Rail Relocation From Urban Centres Benefits Both Cities and Railways: It would address safety and land use concerns while providing improved transit and operational efficiencies to rail companies

Commentary, Transportation, Mary-Jane Bennett


The rail tragedy at Lac Mégantic, Québec, has opened a debate about the safety of railway in urban areas.

One safety measure, some argue, would be the relocation of rail lines away from urban areas. Those in favour of moving the lines emphasise the risks to safety while those against make economic arguments about community sustainability and the high costs of relocation. While both sides are correct, the arguments for one do not negate the benefits for the other.

A 2007 study by the Texas Department of Transport concluded that the efficiency of U.S. cities and railways alike had been compromised by urban rail transportation and that rail relocation provided benefits to both. Delays, inefficiencies, increase in emissions, the greater likelihood of accidents at grade crossings could all be minimized by removing rail corridors from cities. The study argued that rail relocation to the outer limits of a community alleviates operational, safety and environmental concerns while maintaining the economic benefit of rail service to a community.

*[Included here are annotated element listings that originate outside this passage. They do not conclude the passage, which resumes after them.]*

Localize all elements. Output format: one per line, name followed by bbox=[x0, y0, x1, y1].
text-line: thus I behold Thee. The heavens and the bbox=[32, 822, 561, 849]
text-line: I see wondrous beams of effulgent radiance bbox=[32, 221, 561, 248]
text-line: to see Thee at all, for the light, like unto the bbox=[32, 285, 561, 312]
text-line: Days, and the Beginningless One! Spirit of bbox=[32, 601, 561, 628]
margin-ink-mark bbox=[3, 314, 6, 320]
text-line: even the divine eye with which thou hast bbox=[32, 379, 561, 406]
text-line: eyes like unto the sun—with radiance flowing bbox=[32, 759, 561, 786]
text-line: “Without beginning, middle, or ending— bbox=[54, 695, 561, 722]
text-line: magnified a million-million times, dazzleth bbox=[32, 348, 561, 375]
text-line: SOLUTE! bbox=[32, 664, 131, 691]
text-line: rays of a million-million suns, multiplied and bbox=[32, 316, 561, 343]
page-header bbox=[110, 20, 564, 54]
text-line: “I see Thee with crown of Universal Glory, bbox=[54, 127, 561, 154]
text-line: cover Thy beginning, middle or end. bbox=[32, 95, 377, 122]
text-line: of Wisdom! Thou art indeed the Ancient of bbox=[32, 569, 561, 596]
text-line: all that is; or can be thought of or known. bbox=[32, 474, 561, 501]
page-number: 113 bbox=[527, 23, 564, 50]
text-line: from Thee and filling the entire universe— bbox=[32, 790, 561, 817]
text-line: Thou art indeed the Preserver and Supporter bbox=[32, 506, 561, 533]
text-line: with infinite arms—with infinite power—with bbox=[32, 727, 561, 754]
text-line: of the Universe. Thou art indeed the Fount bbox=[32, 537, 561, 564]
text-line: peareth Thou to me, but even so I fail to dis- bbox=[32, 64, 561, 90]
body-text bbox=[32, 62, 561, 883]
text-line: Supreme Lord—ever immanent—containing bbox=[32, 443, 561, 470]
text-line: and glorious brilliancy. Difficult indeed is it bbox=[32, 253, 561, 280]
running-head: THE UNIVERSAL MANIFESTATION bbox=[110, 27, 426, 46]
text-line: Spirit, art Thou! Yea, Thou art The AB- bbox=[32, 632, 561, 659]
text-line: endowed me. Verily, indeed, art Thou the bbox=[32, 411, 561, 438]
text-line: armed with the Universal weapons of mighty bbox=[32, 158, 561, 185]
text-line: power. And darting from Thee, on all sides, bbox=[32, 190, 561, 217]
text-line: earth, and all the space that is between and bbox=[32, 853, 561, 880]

The Texas study tracked rail relocation in five diverse centres, ranging from the relatively small relocation in Marysville, Kansas to the large freight rail relocation of Union Pacific and BNSF Railroads in the Colorado cities of Denver, Pueblo and Colorado Springs. All five centres involved a public-private partnership and public sector funding. Although the Marysville, Kansas relocation allowed for greater use of major arterials formerly blocked by the Union Pacific mainline operations for up to 14 hours a day, the multi-city Colorado Front Range project uncovered further benefits of rail relocation, including the better use of land, greater quality of life in urban centres, enhanced safety and security and the provision of an orderly transfer to passenger rail.

The process for the rerouting and relocation of rail traffic from urban centres in Canada is provided in the Railway Relocation and Crossing Act.

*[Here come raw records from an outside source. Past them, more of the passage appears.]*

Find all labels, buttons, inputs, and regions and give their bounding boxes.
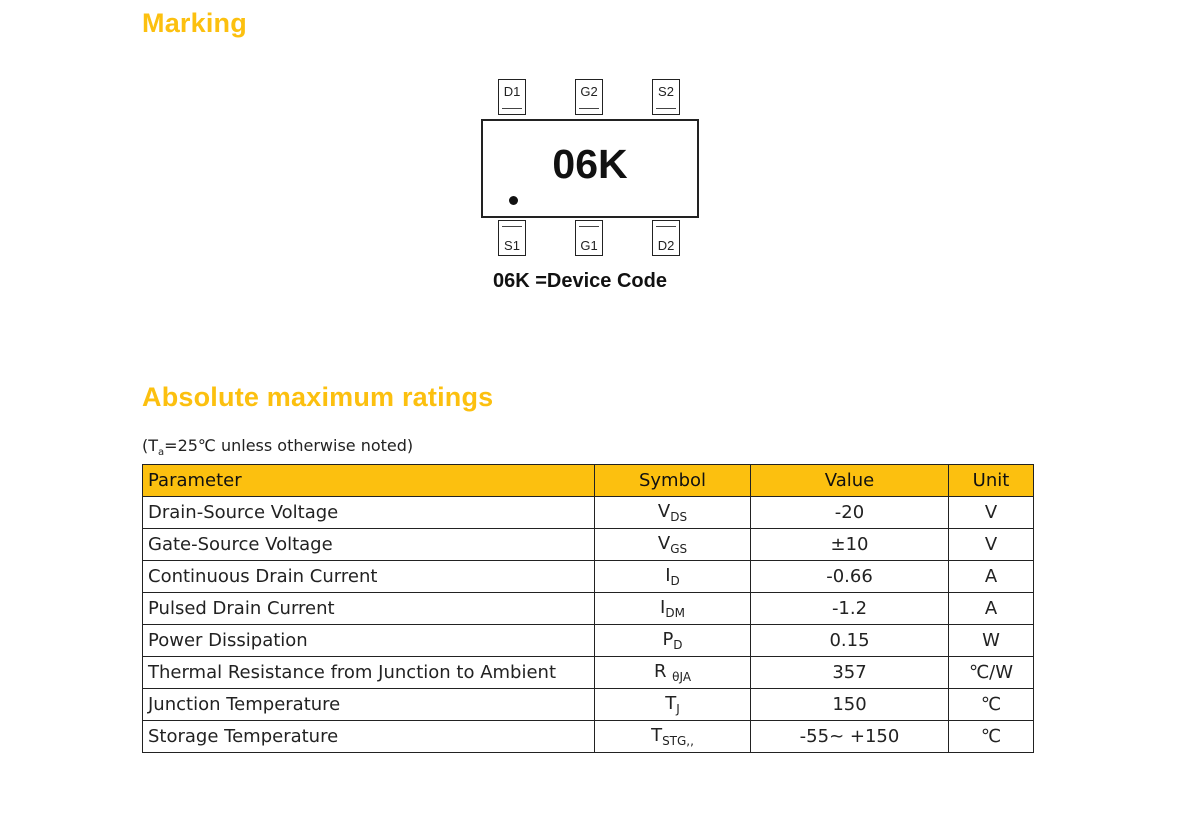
symbol-subscript: J xyxy=(676,702,680,716)
note-suffix: =25℃ unless otherwise noted) xyxy=(164,436,414,455)
cell-unit: A xyxy=(949,593,1034,625)
cell-symbol xyxy=(595,497,751,529)
note-prefix: (T xyxy=(142,436,159,455)
cell-parameter: Gate-Source Voltage xyxy=(143,529,595,561)
pin-g2 xyxy=(575,79,603,115)
pin-g1 xyxy=(575,220,603,256)
cell-value: -55~ +150 xyxy=(751,721,949,753)
cell-symbol xyxy=(595,721,751,753)
sot-package-marking-diagram xyxy=(460,70,720,310)
package-body xyxy=(481,119,699,218)
cell-parameter: Junction Temperature xyxy=(143,689,595,721)
symbol-subscript: DS xyxy=(670,510,688,524)
cell-unit: V xyxy=(949,529,1034,561)
cell-unit: ℃ xyxy=(949,721,1034,753)
table-row xyxy=(143,561,1034,593)
symbol-subscript: D xyxy=(670,574,680,588)
symbol-main: T xyxy=(651,725,663,746)
cell-value: 0.15 xyxy=(751,625,949,657)
table-row xyxy=(143,721,1034,753)
header-unit: Unit xyxy=(949,465,1034,497)
cell-value: ±10 xyxy=(751,529,949,561)
pin-label: G1 xyxy=(580,238,598,253)
table-row xyxy=(143,497,1034,529)
cell-value: 357 xyxy=(751,657,949,689)
pin-d2 xyxy=(652,220,680,256)
header-parameter: Parameter xyxy=(143,465,595,497)
table-row xyxy=(143,625,1034,657)
pin1-indicator-dot xyxy=(509,196,518,205)
cell-value: -1.2 xyxy=(751,593,949,625)
table-row xyxy=(143,657,1034,689)
cell-value: -0.66 xyxy=(751,561,949,593)
symbol-main: V xyxy=(657,533,671,554)
pin-label: D1 xyxy=(503,84,521,99)
absolute-max-ratings-table xyxy=(142,464,1034,753)
cell-value: 150 xyxy=(751,689,949,721)
header-value: Value xyxy=(751,465,949,497)
pin-s1 xyxy=(498,220,526,256)
symbol-main: P xyxy=(662,629,674,650)
cell-symbol xyxy=(595,689,751,721)
cell-symbol xyxy=(595,625,751,657)
device-code-marking: 06K xyxy=(552,141,628,187)
cell-symbol xyxy=(595,593,751,625)
pin-label: S1 xyxy=(504,238,520,253)
ratings-section-title: Absolute maximum ratings xyxy=(142,382,494,412)
table-row xyxy=(143,689,1034,721)
pin-d1 xyxy=(498,79,526,115)
cell-parameter: Continuous Drain Current xyxy=(143,561,595,593)
note-subscript: a xyxy=(158,447,165,459)
symbol-main: T xyxy=(665,693,677,714)
symbol-subscript: GS xyxy=(670,542,688,556)
symbol-subscript: DM xyxy=(665,606,685,620)
symbol-main: I xyxy=(665,565,671,586)
cell-unit: ℃ xyxy=(949,689,1034,721)
device-code-caption: 06K =Device Code xyxy=(493,270,667,292)
symbol-main: I xyxy=(660,597,666,618)
conditions-note xyxy=(142,436,413,458)
cell-symbol xyxy=(595,561,751,593)
pin-label: D2 xyxy=(657,238,675,253)
symbol-subscript: θJA xyxy=(672,670,692,684)
symbol-subscript: STG,, xyxy=(662,734,694,748)
marking-section-title: Marking xyxy=(142,8,247,38)
cell-symbol xyxy=(595,529,751,561)
pin-label: S2 xyxy=(658,84,674,99)
cell-parameter: Storage Temperature xyxy=(143,721,595,753)
pin-s2 xyxy=(652,79,680,115)
cell-parameter: Pulsed Drain Current xyxy=(143,593,595,625)
cell-value: -20 xyxy=(751,497,949,529)
cell-unit: A xyxy=(949,561,1034,593)
cell-unit: ℃/W xyxy=(949,657,1034,689)
pin-label: G2 xyxy=(580,84,598,99)
symbol-subscript: D xyxy=(673,638,683,652)
header-symbol: Symbol xyxy=(595,465,751,497)
table-row xyxy=(143,593,1034,625)
cell-parameter: Drain-Source Voltage xyxy=(143,497,595,529)
cell-parameter: Power Dissipation xyxy=(143,625,595,657)
symbol-main: V xyxy=(657,501,671,522)
cell-unit: V xyxy=(949,497,1034,529)
cell-symbol xyxy=(595,657,751,689)
symbol-main: R xyxy=(653,661,673,682)
table-header-row xyxy=(143,465,1034,497)
table-row xyxy=(143,529,1034,561)
cell-parameter: Thermal Resistance from Junction to Ambient xyxy=(143,657,595,689)
cell-unit: W xyxy=(949,625,1034,657)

The Act allows two forms of federal financial assistance to communities seeking to move rail lines from their cores.

Under the first form of assistance, the minister of transport may authorize the payment of up to 50 per cent of the cost of preparing an urban development plan. If the relevant province and the urban centre agree to a plan, they can apply to the Canadian Transportation Agency (CTA) for an order permitting abandonment of lines, removal of structures, relocation of rail lines, elimination of crossings and all matters necessary to the re-routing. A second form of financial assistance allows the Agency to recommend a grant to cover up to one-half the net relocation cost. The grant is available provided the Governor-in-Council has set the money aside.

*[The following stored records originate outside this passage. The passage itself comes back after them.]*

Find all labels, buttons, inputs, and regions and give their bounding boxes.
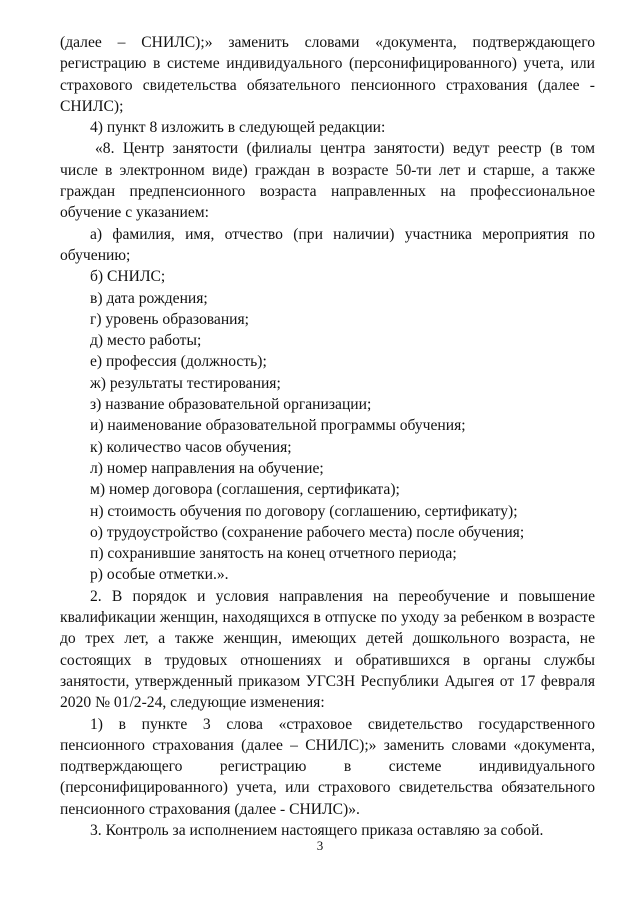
list-item: р) особые отметки.». bbox=[90, 566, 229, 584]
list-item: н) стоимость обучения по договору (соглашению, сертификату); bbox=[90, 502, 518, 520]
list-item: п) сохранившие занятость на конец отчетного периода; bbox=[90, 545, 457, 563]
list-item: м) номер договора (соглашения, сертификата); bbox=[90, 481, 400, 499]
document-body bbox=[60, 32, 595, 841]
list-item: б) СНИЛС; bbox=[90, 268, 166, 286]
paragraph-item-4: 4) пункт 8 изложить в следующей редакции: bbox=[90, 119, 386, 137]
paragraph-section-3: 3. Контроль за исполнением настоящего приказа оставляю за собой. bbox=[90, 821, 544, 839]
paragraph-point-8: «8. Центр занятости (филиалы центра занятости) ведут реестр (в том числе в электронном виде) граждан в возрасте 50-ти лет и старше, а также граждан предпенсионного возраста направленных на профессиональное обучение с указанием: bbox=[60, 140, 595, 222]
page-number: 3 bbox=[316, 838, 324, 853]
paragraph-section-2-item-1: 1) в пункте 3 слова «страховое свидетельство государственного пенсионного страхования (далее – СНИЛС);» заменить словами «документа, подтверждающего регистрацию в системе индивидуального (персонифицированного) учета, или страхового свидетельства обязательного пенсионного страхования (далее - СНИЛС)». bbox=[60, 715, 595, 818]
list-item: к) количество часов обучения; bbox=[90, 438, 292, 456]
list-item: л) номер направления на обучение; bbox=[90, 459, 324, 477]
paragraph-snils-continuation: (далее – СНИЛС);» заменить словами «документа, подтверждающего регистрацию в системе индивидуального (персонифицированного) учета, или страхового свидетельства обязательного пенсионного страхования (далее - СНИЛС); bbox=[60, 34, 595, 115]
list-item: а) фамилия, имя, отчество (при наличии) участника мероприятия по обучению; bbox=[60, 225, 595, 264]
list-item: е) профессия (должность); bbox=[90, 353, 267, 371]
list-item: и) наименование образовательной программы обучения; bbox=[90, 417, 466, 435]
list-item: в) дата рождения; bbox=[90, 289, 208, 307]
list-item: з) название образовательной организации; bbox=[90, 396, 372, 414]
list-item: ж) результаты тестирования; bbox=[90, 374, 281, 392]
paragraph-section-2: 2. В порядок и условия направления на переобучение и повышение квалификации женщин, находящихся в отпуске по уходу за ребенком в возрасте до трех лет, а также женщин, имеющих детей дошкольного возраста, не состоящих в трудовых отношениях и обратившихся в органы службы занятости, утвержденный приказом УГСЗН Республики Адыгея от 17 февраля 2020 № 01/2-24, следующие изменения: bbox=[60, 587, 595, 712]
list-item: г) уровень образования; bbox=[90, 310, 250, 328]
list-item: о) трудоустройство (сохранение рабочего места) после обучения; bbox=[90, 523, 525, 541]
list-item: д) место работы; bbox=[90, 332, 202, 350]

The CTA can order railway operations to cease and tracks, buildings, bridges and crossings removed to accommodate the relocation plan. It may also order the operation of public transit over the rail lines.

The key to a successful application is that rail companies neither benefit nor financially suffer from any government mandated relocation. The relocation itself should be economically neutral.

The relocation of rail lines away from urban centres can not only benefit a community, it can equally benefit a railway company. When Canadian National (CN) purchased the Elgin, Joliet & Eastern line (the “J” line) outside Chicago in September, 2007, it did so to enhance its own operations. The purchase involved 198 miles of track on the outskirts of Chicago and into northwest Indiana. CN purchased the line for $300 million and anticipated a $100 million track upgrade. Diverting its operations from the Chicago centre to the outskirts, claimed CN, would result in increased fluidity of its operations, improved transit times, enhanced operational reliability and greater future market gain. Before CN ran its trains in uncluttered suburbia, its transit time from North to South Chicago was about the same as a Chicago to Winnipeg run. The reduction in transit time, allowed CN to increase traffic capacity onto the line.

Some Canadian cities could benefit from the relocation of rail yards from its core. If we take Winnipeg as an example, the strategic location of its new transportation inland port, CentrePort Canada, makes the idea of rail relocation from the inner city worth serious re-examination. The earlier relocation of the CN East yards allowing the city to access its current cultural jewel, The Forks, provides insight into what can be achieved. Other benefits to Winnipeg would be socio-economic, safety and jobs.

The relocation of rail lines away from urban centres is achievable in Canada. In major centres, it would address safety and land use concerns for cities all the while providing improved transit and operational efficiencies to rail companies.